Am I going to go and buy that plane ticket for Bora Bora? Not this week. J Instead I’ve decided to take my son’s advice and WELAX. I have committed myself to three specific things:


1. I will in all cases, no matter what madness or drama comes my way, be thankful. Thankfulness doesn’t come easy for me most days, it’s a choice, not a feeling. I am thankful for God’s faithfulness, my children, my family, my friends, my job, my home, and my bathtub…. Which brings me to thing number two.

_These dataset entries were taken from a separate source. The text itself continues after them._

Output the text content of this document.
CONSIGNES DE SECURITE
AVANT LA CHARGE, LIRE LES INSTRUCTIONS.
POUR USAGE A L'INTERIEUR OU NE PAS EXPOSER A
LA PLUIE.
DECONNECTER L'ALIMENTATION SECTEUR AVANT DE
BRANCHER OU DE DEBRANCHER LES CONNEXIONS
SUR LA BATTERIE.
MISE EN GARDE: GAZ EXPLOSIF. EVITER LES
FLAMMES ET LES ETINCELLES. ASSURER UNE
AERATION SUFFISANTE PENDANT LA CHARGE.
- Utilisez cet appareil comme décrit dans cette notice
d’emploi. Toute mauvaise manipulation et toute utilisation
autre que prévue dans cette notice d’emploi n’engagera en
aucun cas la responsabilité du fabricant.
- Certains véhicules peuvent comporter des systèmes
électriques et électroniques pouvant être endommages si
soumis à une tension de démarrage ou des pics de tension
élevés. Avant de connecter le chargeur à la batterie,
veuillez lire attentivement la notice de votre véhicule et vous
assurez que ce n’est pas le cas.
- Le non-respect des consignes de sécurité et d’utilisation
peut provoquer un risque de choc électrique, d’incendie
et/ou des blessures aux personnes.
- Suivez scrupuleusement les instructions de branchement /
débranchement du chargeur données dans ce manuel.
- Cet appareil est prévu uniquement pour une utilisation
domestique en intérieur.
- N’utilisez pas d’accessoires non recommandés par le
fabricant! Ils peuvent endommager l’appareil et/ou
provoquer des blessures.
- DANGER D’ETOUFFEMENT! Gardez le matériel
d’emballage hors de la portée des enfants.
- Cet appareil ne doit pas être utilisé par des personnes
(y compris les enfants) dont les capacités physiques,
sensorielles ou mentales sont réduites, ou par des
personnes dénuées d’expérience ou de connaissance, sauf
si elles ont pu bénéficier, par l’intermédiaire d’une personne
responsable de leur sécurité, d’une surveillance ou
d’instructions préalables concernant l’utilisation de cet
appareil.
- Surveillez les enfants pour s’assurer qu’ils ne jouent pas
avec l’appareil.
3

2. I will indulge myself in some small way every day. That usually means I will take a bubble bath or two. (I have a rockin’ great bathtub and a pretty hefty water bill.) Other forms of indulgence may also include a bucket of guilt-free dark chocolate M&M’s, a glass of wine, or a new $8 dress that deserves a nice dinner out.

 

 

 

 

3. Thing number three in my quest to welaxation is to follow my heart and listen to myself. I will choose to listen to the real me rather than the imposter me that tells me that I am a failure, that I am incapable of making good decisions, that I am a bad mother, that I will always be the bad seed. This is simply not true and I will no longer listen to that voice.

Tomorrow is Monday. I hate Mondays, but maybe… just maybe I’ll only hit the snooze button once. New day… here I come!



One Response to “Mama… Welax”

  1. 1 Sara Ballington

    Seriously… Do we live the same mornings, minus one child?? – lol…im still trying to figure out where you get the time to write these incredible blogs that are so enjoyable to read, when I barely get the time to read them!